Washington disse que se alguém quiser perdoar, precisa estar ciente de que seu coração é a primeira coisa que precisa ser mudada porque o perdão começa no coração: “Com Deus e com o cristianismo, tudo é uma questão de coração. É por isso que Davi disse: ‘Senhor, cria em mim um coração limpo’. Ele não disse: ‘Senhor, apenas mude minha boca’. Porque se eu mudei minha linguagem, mas meu coração não mudou, então isso não significa nada. E ‘fora do coração, a boca fala’”, explicou o pastor.
Como testemunho pessoal, Washington contou que teve que aprender a viver sem o pai, que o abandonou quando ele tinha 8 anos, e por isso conviveu com amargura e ressentimento por muitos anos: “Foi difícil para mim por um tempo lidar com isso. Eu guardei muita mágoa, dor e falta de perdão por isso. Mas percebi que só estava me machucando ao mantê-lo em cativeiro. E ao pensar que o estava mantendo em cativeiro, era eu quem estava atrás das grades da prisão”, disse ele.
“Eu lidei com isso por muitos anos.
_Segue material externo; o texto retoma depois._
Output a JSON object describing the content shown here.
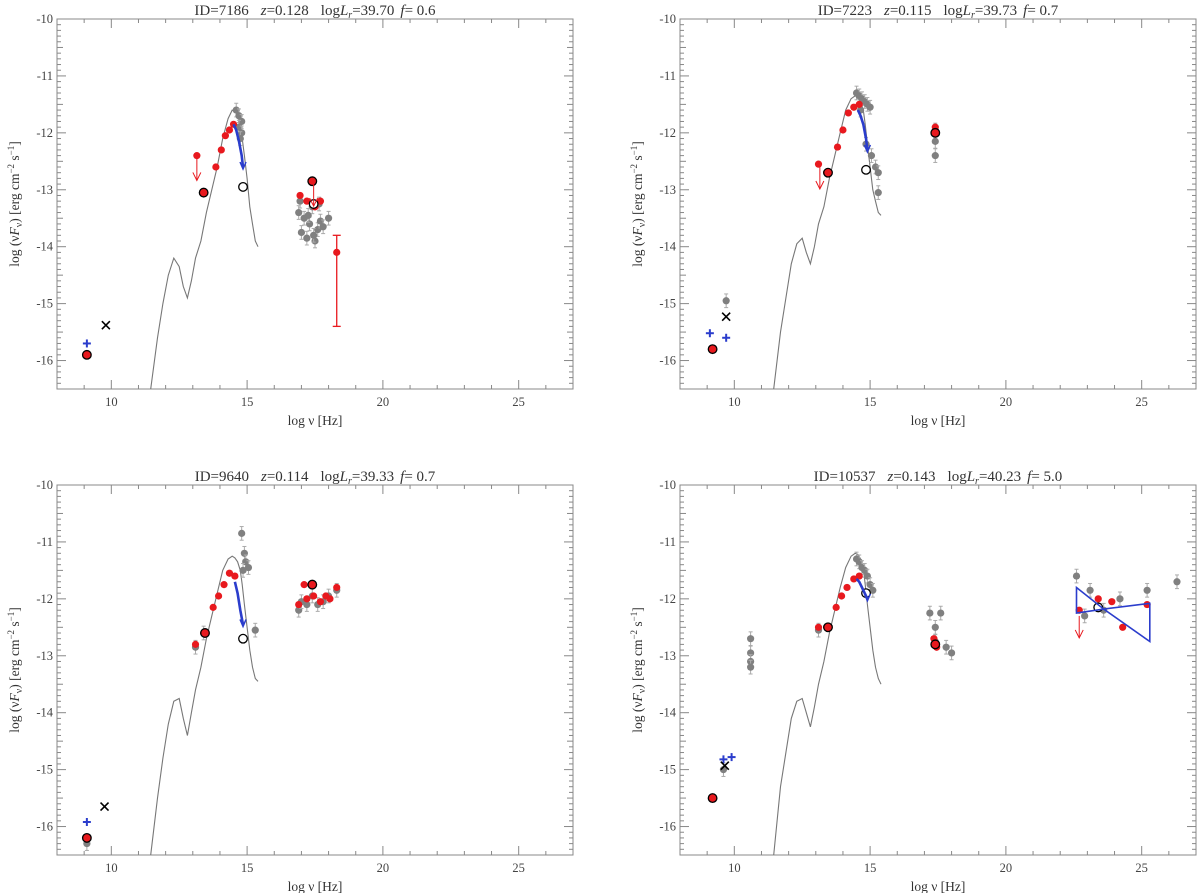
{
  "chart_data": [
    {
      "type": "scatter",
      "title": "ID=7186   z=0.128   logL_r=39.70  f=  0.6",
      "title_parts": [
        "ID=7186",
        "z",
        "=0.128",
        "log",
        "L",
        "r",
        "=39.70",
        "f",
        "=  0.6"
      ],
      "xlabel": "log ν [Hz]",
      "ylabel": "log (νF_ν) [erg cm^-2 s^-1]",
      "xlim": [
        8,
        27
      ],
      "ylim": [
        -16.5,
        -10
      ],
      "xticks": [
        10,
        15,
        20,
        25
      ],
      "yticks": [
        -16,
        -15,
        -14,
        -13,
        -12,
        -11,
        -10
      ],
      "series": [
        {
          "name": "host galaxy template",
          "kind": "line",
          "color": "#777777",
          "x": [
            11.45,
            11.7,
            11.9,
            12.1,
            12.3,
            12.5,
            12.65,
            12.8,
            12.95,
            13.1,
            13.3,
            13.5,
            13.7,
            13.9,
            14.1,
            14.3,
            14.45,
            14.55,
            14.65,
            14.75,
            14.82,
            14.9,
            15.0,
            15.1,
            15.2,
            15.3,
            15.4
          ],
          "y": [
            -16.5,
            -15.6,
            -15.0,
            -14.5,
            -14.2,
            -14.35,
            -14.7,
            -14.9,
            -14.6,
            -14.2,
            -13.9,
            -13.4,
            -13.0,
            -12.6,
            -12.1,
            -11.75,
            -11.6,
            -11.62,
            -11.7,
            -11.85,
            -12.1,
            -12.4,
            -12.8,
            -13.3,
            -13.6,
            -13.9,
            -14.0
          ]
        },
        {
          "name": "archival",
          "kind": "points",
          "color": "#808080",
          "err": 0.12,
          "x": [
            14.6,
            14.7,
            14.8,
            14.7,
            14.8,
            14.75,
            16.9,
            17.0,
            17.1,
            17.2,
            17.3,
            17.4,
            17.5,
            17.6,
            17.7,
            17.8,
            18.0,
            16.95,
            17.25,
            17.45,
            17.65
          ],
          "y": [
            -11.6,
            -11.7,
            -11.8,
            -11.9,
            -12.0,
            -12.1,
            -13.4,
            -13.75,
            -13.5,
            -13.85,
            -13.6,
            -13.3,
            -13.9,
            -13.7,
            -13.55,
            -13.65,
            -13.5,
            -13.2,
            -13.45,
            -13.8,
            -13.25
          ]
        },
        {
          "name": "SED points",
          "kind": "points",
          "color": "#e8191e",
          "x": [
            13.15,
            13.4,
            13.85,
            14.05,
            14.2,
            14.35,
            14.5,
            16.95,
            17.2,
            17.5,
            17.7
          ],
          "y": [
            -12.4,
            -13.05,
            -12.6,
            -12.3,
            -12.05,
            -11.95,
            -11.85,
            -13.1,
            -13.2,
            -13.3,
            -13.2
          ]
        },
        {
          "name": "circled points",
          "kind": "circled",
          "color": "#e8191e",
          "x": [
            9.1,
            13.4,
            17.4
          ],
          "y": [
            -15.9,
            -13.05,
            -12.85
          ]
        },
        {
          "name": "open circles",
          "kind": "open",
          "x": [
            14.85,
            17.45
          ],
          "y": [
            -12.95,
            -13.25
          ]
        },
        {
          "name": "upper limits",
          "kind": "arrows",
          "color": "#e8191e",
          "x": [
            13.15,
            17.45
          ],
          "y": [
            -12.45,
            -12.9
          ]
        },
        {
          "name": "radio",
          "kind": "plus",
          "color": "#2b3dcc",
          "x": [
            9.1
          ],
          "y": [
            -15.7
          ]
        },
        {
          "name": "x",
          "kind": "cross",
          "x": [
            9.8
          ],
          "y": [
            -15.38
          ]
        },
        {
          "name": "optical spectrum",
          "kind": "curve",
          "color": "#2b3dcc",
          "x": [
            14.5,
            14.6,
            14.7,
            14.8,
            14.85
          ],
          "y": [
            -11.85,
            -11.95,
            -12.15,
            -12.4,
            -12.6
          ]
        },
        {
          "name": "hard x-ray",
          "kind": "errorbar",
          "color": "#e8191e",
          "x": [
            18.3
          ],
          "y": [
            -14.1
          ],
          "ylo": -15.4,
          "yhi": -13.8
        }
      ]
    },
    {
      "type": "scatter",
      "title": "ID=7223   z=0.115   logL_r=39.73  f=  0.7",
      "title_parts": [
        "ID=7223",
        "z",
        "=0.115",
        "log",
        "L",
        "r",
        "=39.73",
        "f",
        "=  0.7"
      ],
      "xlabel": "log ν [Hz]",
      "ylabel": "log (νF_ν) [erg cm^-2 s^-1]",
      "xlim": [
        8,
        27
      ],
      "ylim": [
        -16.5,
        -10
      ],
      "xticks": [
        10,
        15,
        20,
        25
      ],
      "yticks": [
        -16,
        -15,
        -14,
        -13,
        -12,
        -11,
        -10
      ],
      "series": [
        {
          "name": "host galaxy template",
          "kind": "line",
          "color": "#777777",
          "x": [
            11.45,
            11.7,
            11.9,
            12.1,
            12.3,
            12.5,
            12.65,
            12.8,
            12.95,
            13.1,
            13.3,
            13.5,
            13.7,
            13.9,
            14.1,
            14.3,
            14.45,
            14.55,
            14.65,
            14.75,
            14.82,
            14.9,
            15.0,
            15.1,
            15.2,
            15.3,
            15.4
          ],
          "y": [
            -16.5,
            -15.5,
            -14.9,
            -14.3,
            -13.95,
            -13.85,
            -14.1,
            -14.3,
            -14.0,
            -13.6,
            -13.3,
            -12.8,
            -12.4,
            -12.0,
            -11.6,
            -11.4,
            -11.35,
            -11.38,
            -11.45,
            -11.6,
            -11.85,
            -12.2,
            -12.6,
            -13.0,
            -13.2,
            -13.4,
            -13.45
          ]
        },
        {
          "name": "archival",
          "kind": "points",
          "color": "#808080",
          "err": 0.12,
          "x": [
            14.5,
            14.6,
            14.7,
            14.8,
            14.9,
            15.0,
            14.65,
            14.85,
            15.05,
            15.2,
            15.3,
            9.7,
            17.4,
            17.4,
            17.4,
            15.3
          ],
          "y": [
            -11.3,
            -11.35,
            -11.4,
            -11.45,
            -11.5,
            -11.55,
            -11.6,
            -12.2,
            -12.4,
            -12.6,
            -12.7,
            -14.95,
            -12.15,
            -12.4,
            -11.95,
            -13.05
          ]
        },
        {
          "name": "SED points",
          "kind": "points",
          "color": "#e8191e",
          "x": [
            13.1,
            13.4,
            13.8,
            14.0,
            14.2,
            14.4,
            14.6,
            17.4
          ],
          "y": [
            -12.55,
            -12.7,
            -12.25,
            -11.95,
            -11.65,
            -11.55,
            -11.5,
            -11.9
          ]
        },
        {
          "name": "circled points",
          "kind": "circled",
          "color": "#e8191e",
          "x": [
            9.2,
            13.45,
            17.4
          ],
          "y": [
            -15.8,
            -12.7,
            -12.0
          ]
        },
        {
          "name": "open circles",
          "kind": "open",
          "x": [
            14.85
          ],
          "y": [
            -12.65
          ]
        },
        {
          "name": "upper limits",
          "kind": "arrows",
          "color": "#e8191e",
          "x": [
            13.15
          ],
          "y": [
            -12.6
          ]
        },
        {
          "name": "radio",
          "kind": "plus",
          "color": "#2b3dcc",
          "x": [
            9.1,
            9.7
          ],
          "y": [
            -15.52,
            -15.6
          ]
        },
        {
          "name": "x",
          "kind": "cross",
          "x": [
            9.7
          ],
          "y": [
            -15.23
          ]
        },
        {
          "name": "optical spectrum",
          "kind": "curve",
          "color": "#2b3dcc",
          "x": [
            14.55,
            14.65,
            14.75,
            14.85,
            14.9
          ],
          "y": [
            -11.6,
            -11.7,
            -11.85,
            -12.1,
            -12.3
          ]
        }
      ]
    },
    {
      "type": "scatter",
      "title": "ID=9640   z=0.114   logL_r=39.33  f=  0.7",
      "title_parts": [
        "ID=9640",
        "z",
        "=0.114",
        "log",
        "L",
        "r",
        "=39.33",
        "f",
        "=  0.7"
      ],
      "xlabel": "log ν [Hz]",
      "ylabel": "log (νF_ν) [erg cm^-2 s^-1]",
      "xlim": [
        8,
        27
      ],
      "ylim": [
        -16.5,
        -10
      ],
      "xticks": [
        10,
        15,
        20,
        25
      ],
      "yticks": [
        -16,
        -15,
        -14,
        -13,
        -12,
        -11,
        -10
      ],
      "series": [
        {
          "name": "host galaxy template",
          "kind": "line",
          "color": "#777777",
          "x": [
            11.45,
            11.7,
            11.9,
            12.1,
            12.3,
            12.5,
            12.65,
            12.8,
            12.95,
            13.1,
            13.3,
            13.5,
            13.7,
            13.9,
            14.1,
            14.3,
            14.45,
            14.55,
            14.65,
            14.75,
            14.82,
            14.9,
            15.0,
            15.1,
            15.2,
            15.3,
            15.4
          ],
          "y": [
            -16.5,
            -15.5,
            -14.8,
            -14.2,
            -13.8,
            -13.75,
            -14.1,
            -14.4,
            -14.0,
            -13.6,
            -13.2,
            -12.7,
            -12.3,
            -11.9,
            -11.5,
            -11.3,
            -11.25,
            -11.28,
            -11.35,
            -11.5,
            -11.75,
            -12.1,
            -12.5,
            -12.9,
            -13.2,
            -13.4,
            -13.45
          ]
        },
        {
          "name": "archival",
          "kind": "points",
          "color": "#808080",
          "err": 0.12,
          "x": [
            14.8,
            14.9,
            14.95,
            14.85,
            15.05,
            15.3,
            16.9,
            17.0,
            17.2,
            17.4,
            17.6,
            17.8,
            18.0,
            18.3,
            9.1,
            13.4,
            13.1
          ],
          "y": [
            -10.85,
            -11.2,
            -11.35,
            -11.5,
            -11.45,
            -12.55,
            -12.2,
            -12.05,
            -12.1,
            -11.95,
            -12.1,
            -12.05,
            -11.95,
            -11.85,
            -16.3,
            -12.6,
            -12.85
          ]
        },
        {
          "name": "SED points",
          "kind": "points",
          "color": "#e8191e",
          "x": [
            13.1,
            13.4,
            13.75,
            13.95,
            14.15,
            14.35,
            14.55,
            16.9,
            17.2,
            17.45,
            17.7,
            17.9,
            18.05,
            18.3,
            17.1
          ],
          "y": [
            -12.8,
            -12.6,
            -12.15,
            -11.95,
            -11.75,
            -11.55,
            -11.6,
            -12.1,
            -12.0,
            -11.95,
            -12.05,
            -11.95,
            -12.0,
            -11.8,
            -11.75
          ]
        },
        {
          "name": "circled points",
          "kind": "circled",
          "color": "#e8191e",
          "x": [
            9.1,
            13.45,
            17.4
          ],
          "y": [
            -16.2,
            -12.6,
            -11.75
          ]
        },
        {
          "name": "open circles",
          "kind": "open",
          "x": [
            14.85
          ],
          "y": [
            -12.7
          ]
        },
        {
          "name": "upper limits",
          "kind": "arrows",
          "color": "#e8191e",
          "x": [],
          "y": []
        },
        {
          "name": "radio",
          "kind": "plus",
          "color": "#2b3dcc",
          "x": [
            9.1
          ],
          "y": [
            -15.92
          ]
        },
        {
          "name": "x",
          "kind": "cross",
          "x": [
            9.75
          ],
          "y": [
            -15.65
          ]
        },
        {
          "name": "optical spectrum",
          "kind": "curve",
          "color": "#2b3dcc",
          "x": [
            14.55,
            14.65,
            14.75,
            14.85
          ],
          "y": [
            -11.7,
            -11.9,
            -12.2,
            -12.45
          ]
        }
      ]
    },
    {
      "type": "scatter",
      "title": "ID=10537   z=0.143   logL_r=40.23  f=  5.0",
      "title_parts": [
        "ID=10537",
        "z",
        "=0.143",
        "log",
        "L",
        "r",
        "=40.23",
        "f",
        "=  5.0"
      ],
      "xlabel": "log ν [Hz]",
      "ylabel": "log (νF_ν) [erg cm^-2 s^-1]",
      "xlim": [
        8,
        27
      ],
      "ylim": [
        -16.5,
        -10
      ],
      "xticks": [
        10,
        15,
        20,
        25
      ],
      "yticks": [
        -16,
        -15,
        -14,
        -13,
        -12,
        -11,
        -10
      ],
      "series": [
        {
          "name": "host galaxy template",
          "kind": "line",
          "color": "#777777",
          "x": [
            11.45,
            11.7,
            11.9,
            12.1,
            12.3,
            12.5,
            12.65,
            12.8,
            12.95,
            13.1,
            13.3,
            13.5,
            13.7,
            13.9,
            14.1,
            14.3,
            14.45,
            14.55,
            14.65,
            14.75,
            14.82,
            14.9,
            15.0,
            15.1,
            15.2,
            15.3,
            15.4
          ],
          "y": [
            -16.5,
            -15.3,
            -14.7,
            -14.1,
            -13.8,
            -13.75,
            -14.0,
            -14.25,
            -13.9,
            -13.5,
            -13.1,
            -12.6,
            -12.2,
            -11.8,
            -11.45,
            -11.25,
            -11.2,
            -11.22,
            -11.3,
            -11.45,
            -11.75,
            -12.1,
            -12.5,
            -12.9,
            -13.2,
            -13.4,
            -13.5
          ]
        },
        {
          "name": "archival",
          "kind": "points",
          "color": "#808080",
          "err": 0.12,
          "x": [
            14.5,
            14.6,
            14.7,
            14.8,
            14.9,
            15.0,
            15.1,
            10.6,
            10.6,
            10.6,
            10.6,
            17.2,
            17.4,
            17.4,
            17.6,
            17.8,
            18.0,
            9.6,
            13.1,
            22.6,
            23.1,
            24.2,
            25.2,
            26.3,
            23.6,
            22.9
          ],
          "y": [
            -11.3,
            -11.35,
            -11.45,
            -11.5,
            -11.6,
            -11.75,
            -11.85,
            -12.7,
            -12.95,
            -13.1,
            -13.2,
            -12.25,
            -12.5,
            -12.75,
            -12.25,
            -12.85,
            -12.95,
            -15.0,
            -12.55,
            -11.6,
            -11.85,
            -12.0,
            -11.85,
            -11.7,
            -12.2,
            -12.3
          ]
        },
        {
          "name": "SED points",
          "kind": "points",
          "color": "#e8191e",
          "x": [
            13.1,
            13.4,
            13.75,
            13.95,
            14.15,
            14.4,
            14.6,
            17.35,
            17.45,
            22.7,
            23.4,
            23.9,
            24.3,
            25.2
          ],
          "y": [
            -12.5,
            -12.5,
            -12.15,
            -11.95,
            -11.8,
            -11.65,
            -11.6,
            -12.7,
            -12.85,
            -12.2,
            -12.0,
            -12.05,
            -12.5,
            -12.1
          ]
        },
        {
          "name": "circled points",
          "kind": "circled",
          "color": "#e8191e",
          "x": [
            9.2,
            13.45,
            17.4
          ],
          "y": [
            -15.5,
            -12.5,
            -12.8
          ]
        },
        {
          "name": "open circles",
          "kind": "open",
          "x": [
            14.85,
            23.4
          ],
          "y": [
            -11.9,
            -12.15
          ]
        },
        {
          "name": "upper limits",
          "kind": "arrows",
          "color": "#e8191e",
          "x": [
            22.7
          ],
          "y": [
            -12.3
          ]
        },
        {
          "name": "radio",
          "kind": "plus",
          "color": "#2b3dcc",
          "x": [
            9.6,
            9.9
          ],
          "y": [
            -14.82,
            -14.78
          ]
        },
        {
          "name": "x",
          "kind": "cross",
          "x": [
            9.65
          ],
          "y": [
            -14.93
          ]
        },
        {
          "name": "optical spectrum",
          "kind": "curve",
          "color": "#2b3dcc",
          "x": [
            14.5,
            14.6,
            14.7,
            14.8,
            14.9
          ],
          "y": [
            -11.65,
            -11.7,
            -11.8,
            -11.9,
            -12.0
          ]
        },
        {
          "name": "gamma-ray bowtie",
          "kind": "bowtie",
          "color": "#2b3dcc",
          "x": [
            22.6,
            23.6,
            25.3,
            25.3,
            23.6,
            22.6
          ],
          "y": [
            -11.8,
            -12.18,
            -12.08,
            -12.75,
            -12.18,
            -12.25
          ]
        }
      ]
    }
  ]
}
Tive que pedir a Deus que me desse um coração perdoador, para que eu pudesse perdoar e foi assim que superei isso”, relembrou, lamentando que a “geração de selfies” não entenda o perdão: “Estamos na geração em que, em geral, tudo se tornou muito sobre nós mesmos. A Bíblia diz: ‘Nos últimos dias, os homens serão amantes de si mesmos’. Essa Escritura meio que nos diz em que dia estamos”.
O foco em si mesmo levou as pessoas à ausência de amor ao próximo: “As Escrituras nos dizem que nos últimos dias seremos ‘uma geração egoísta’. […] Com todas as plataformas de mídia social, o que importa é quantas curtidas e seguidores você consegue. Eu entendo por que isso está acontecendo porque o mundo ensina você a ser totalmente focado em si mesmo”, constatou o pastor.
Em sentido contrário, destacou, “a Bíblia ensina a ‘negar a si mesmo, tomar a sua cruz e segui-Lo’”, o que nos coloca na contramão do mundo: “É uma filosofia diferente. Você tem o Reino da luz e o reino das trevas. E muitos de nós no mundo somos influenciados pelo reino das trevas e não pelo Reino da luz”.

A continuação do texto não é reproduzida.